Mi chiedo se le amministrazioni possano iniziare a pensare a un reale potenziamento delle attività di gestione e degli addetti ai lavori nei mesi estivi. Mi chiedo – allo stesso tempo – se ci debba essere davvero un limite di presenze per salvaguardare l’ecosistema Ischia. Sarebbe forse la strada giusta, guardare ai numeri e determinarne dei limiti? Potrebbe essere anche funzionale al mercato dell’accoglienza? Immaginiamo un’isola “sold out”. Potrebbe sembrare utopico, ma forse è l’unica soluzione che cammina di pare passo con l’esigenza non soggettiva, ma ben più rilevante, della salvaguardia dell’ecosistema. Ormai è questo il parametro con cui bisogna fare i conti: la nostra isola è bella perché in essa risiede il tempo della natura, se la distruggiamo, non potremmo più abitarla. Ovviamente questo appello non si riferisce solo al periodo estivo. Noi Ischitani dobbiamo apprendere il senso civico: basta gettare i rifiuti per strada, creare discariche ovunque, basta con le decine e decine di autonoleggio, di compagnie che affittano gommoni e barche che distruggono le nostre coste, se vogliamo salvaguardare il nostro ecosistema abbiamo bisogno di rieducarci a una vita più lenta, più naturale.
I nostri nonni avevano la fortuna di non vivere nel consumismo: facciamoci raccontare come vivevano, prendiamo esempio, non possiamo continuare in questo modo.
Il problema non può essere limitato ai mesi estivi.
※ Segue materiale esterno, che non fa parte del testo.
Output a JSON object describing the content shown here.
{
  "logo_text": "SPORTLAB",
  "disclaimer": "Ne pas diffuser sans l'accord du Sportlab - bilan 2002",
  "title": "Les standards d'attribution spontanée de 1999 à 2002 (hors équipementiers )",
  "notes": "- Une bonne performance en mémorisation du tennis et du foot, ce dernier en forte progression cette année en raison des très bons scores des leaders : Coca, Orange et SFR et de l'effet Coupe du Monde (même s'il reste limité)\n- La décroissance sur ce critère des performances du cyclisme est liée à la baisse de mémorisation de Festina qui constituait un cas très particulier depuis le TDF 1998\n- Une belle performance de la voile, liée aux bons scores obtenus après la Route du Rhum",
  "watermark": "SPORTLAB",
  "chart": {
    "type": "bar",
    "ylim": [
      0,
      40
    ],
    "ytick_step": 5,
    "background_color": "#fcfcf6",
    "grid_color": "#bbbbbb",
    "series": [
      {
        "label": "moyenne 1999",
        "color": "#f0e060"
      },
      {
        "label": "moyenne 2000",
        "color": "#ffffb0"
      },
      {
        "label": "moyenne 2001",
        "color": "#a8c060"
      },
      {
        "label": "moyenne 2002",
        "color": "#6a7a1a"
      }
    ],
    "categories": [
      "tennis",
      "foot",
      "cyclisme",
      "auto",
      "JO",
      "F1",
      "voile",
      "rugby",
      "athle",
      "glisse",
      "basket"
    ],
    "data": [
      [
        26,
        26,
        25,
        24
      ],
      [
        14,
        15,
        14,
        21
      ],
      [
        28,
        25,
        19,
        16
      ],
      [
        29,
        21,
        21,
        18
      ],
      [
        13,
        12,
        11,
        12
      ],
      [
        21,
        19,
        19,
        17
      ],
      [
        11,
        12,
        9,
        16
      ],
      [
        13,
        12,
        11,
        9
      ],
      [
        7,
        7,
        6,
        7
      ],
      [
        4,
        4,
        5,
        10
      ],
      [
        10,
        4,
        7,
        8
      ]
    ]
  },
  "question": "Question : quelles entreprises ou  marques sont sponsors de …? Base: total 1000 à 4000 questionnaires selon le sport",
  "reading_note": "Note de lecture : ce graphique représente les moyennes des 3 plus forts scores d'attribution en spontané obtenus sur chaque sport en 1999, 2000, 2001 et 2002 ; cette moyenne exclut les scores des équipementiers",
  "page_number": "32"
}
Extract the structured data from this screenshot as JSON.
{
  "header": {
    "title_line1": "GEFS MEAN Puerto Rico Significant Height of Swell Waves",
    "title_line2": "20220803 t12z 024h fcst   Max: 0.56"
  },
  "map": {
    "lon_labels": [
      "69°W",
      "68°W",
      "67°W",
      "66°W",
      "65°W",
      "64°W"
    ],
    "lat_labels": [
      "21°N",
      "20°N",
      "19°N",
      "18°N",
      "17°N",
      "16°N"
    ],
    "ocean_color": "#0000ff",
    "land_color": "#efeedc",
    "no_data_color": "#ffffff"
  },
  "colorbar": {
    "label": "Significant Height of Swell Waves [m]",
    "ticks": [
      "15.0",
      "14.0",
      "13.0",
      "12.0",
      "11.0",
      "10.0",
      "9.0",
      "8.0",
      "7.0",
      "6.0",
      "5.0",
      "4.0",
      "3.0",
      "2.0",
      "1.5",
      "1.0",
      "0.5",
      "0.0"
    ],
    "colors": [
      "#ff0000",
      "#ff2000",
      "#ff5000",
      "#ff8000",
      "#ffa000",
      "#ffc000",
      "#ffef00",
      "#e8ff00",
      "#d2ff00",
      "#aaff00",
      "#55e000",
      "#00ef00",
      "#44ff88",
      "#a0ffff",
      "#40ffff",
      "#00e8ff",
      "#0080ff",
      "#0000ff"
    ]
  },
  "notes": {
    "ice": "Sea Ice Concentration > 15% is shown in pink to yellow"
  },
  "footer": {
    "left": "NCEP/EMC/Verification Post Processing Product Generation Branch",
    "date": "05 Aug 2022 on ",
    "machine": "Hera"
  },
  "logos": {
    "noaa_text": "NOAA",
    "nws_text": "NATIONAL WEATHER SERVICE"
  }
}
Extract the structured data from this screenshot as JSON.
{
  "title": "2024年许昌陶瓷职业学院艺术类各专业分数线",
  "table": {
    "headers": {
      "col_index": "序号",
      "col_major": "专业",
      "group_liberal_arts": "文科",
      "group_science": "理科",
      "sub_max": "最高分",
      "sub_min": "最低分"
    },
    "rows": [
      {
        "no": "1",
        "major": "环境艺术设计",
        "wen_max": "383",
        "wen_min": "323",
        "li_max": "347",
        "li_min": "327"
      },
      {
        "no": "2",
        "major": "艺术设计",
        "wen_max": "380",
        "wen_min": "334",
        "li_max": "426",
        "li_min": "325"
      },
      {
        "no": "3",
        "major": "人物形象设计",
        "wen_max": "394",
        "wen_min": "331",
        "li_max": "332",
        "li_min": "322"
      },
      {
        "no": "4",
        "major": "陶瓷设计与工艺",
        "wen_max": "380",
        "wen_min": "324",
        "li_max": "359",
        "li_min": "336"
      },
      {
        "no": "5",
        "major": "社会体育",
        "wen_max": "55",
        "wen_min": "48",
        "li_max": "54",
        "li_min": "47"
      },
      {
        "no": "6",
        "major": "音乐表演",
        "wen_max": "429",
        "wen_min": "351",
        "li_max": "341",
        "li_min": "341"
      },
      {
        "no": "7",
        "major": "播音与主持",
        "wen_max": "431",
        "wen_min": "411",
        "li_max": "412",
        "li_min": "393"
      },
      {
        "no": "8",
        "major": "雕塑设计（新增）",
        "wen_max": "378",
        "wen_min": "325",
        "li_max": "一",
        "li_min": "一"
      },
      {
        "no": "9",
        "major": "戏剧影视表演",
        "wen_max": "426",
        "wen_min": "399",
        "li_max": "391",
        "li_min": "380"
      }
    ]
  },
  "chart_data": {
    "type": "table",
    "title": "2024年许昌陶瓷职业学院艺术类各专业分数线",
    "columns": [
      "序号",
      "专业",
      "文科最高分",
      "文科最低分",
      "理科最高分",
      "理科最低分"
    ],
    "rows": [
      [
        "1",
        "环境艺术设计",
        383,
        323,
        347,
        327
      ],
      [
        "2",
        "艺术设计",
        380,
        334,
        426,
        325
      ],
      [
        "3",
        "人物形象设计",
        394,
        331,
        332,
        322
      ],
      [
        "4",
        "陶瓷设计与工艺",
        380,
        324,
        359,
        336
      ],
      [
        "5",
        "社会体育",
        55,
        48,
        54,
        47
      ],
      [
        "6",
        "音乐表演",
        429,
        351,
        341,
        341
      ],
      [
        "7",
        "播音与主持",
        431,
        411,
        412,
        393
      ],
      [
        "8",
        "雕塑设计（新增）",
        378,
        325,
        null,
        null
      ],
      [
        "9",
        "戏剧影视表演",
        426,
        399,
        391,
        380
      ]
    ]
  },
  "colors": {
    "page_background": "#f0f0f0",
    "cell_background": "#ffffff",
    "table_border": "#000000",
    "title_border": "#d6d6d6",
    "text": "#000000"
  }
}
Come isola dovremmo proporre uno stile di vita lento e intenso, un modello unico, da riprodurre. Abbiamo le condizioni per attuarlo e la politica, i nostri amministratori, devono puntare a questo obbiettivo. C’è troppa abbondanza tossica di materiali, persone, mezzi. L’isola non regge più questo impatto. Siamo alla resa dei conti e pensare a una liberazione dallo straniero è davvero inutile. Se ad agosto abbiamo la sensazione di essere degli ospiti, perché l’isola non ci appartiene, perché sono troppe le persone che la scelgono, allora dobbiamo capire come sentirci stranieri sempre. Dobbiamo rispettare la natura di un’isola in passato detta “verde”, dobbiamo cambiare le nostre abitudini e non mercificare – all’esasperazione – quelle tradizioni che hanno bisogno di uomini e donne sapienti, che sanno vivere lentamente, secondo natura.
È arrivato il tempo di dire basta e di cambiare, di non voler perseguire solo scopi personali.
L’isola è un patrimonio condiviso, non una proprietà privata. Diventiamo lenti, altruisti, altrimenti il futuro continuerà – come ho detto in passato – a non esistere: la libertà è un abbandonarsi, non un abbandonare. La liberazione dallo straniero non esiste. Siamo noi ischitani a gestire il territorio e, fino ad ora, non abbiamo fatto un gran lavoro.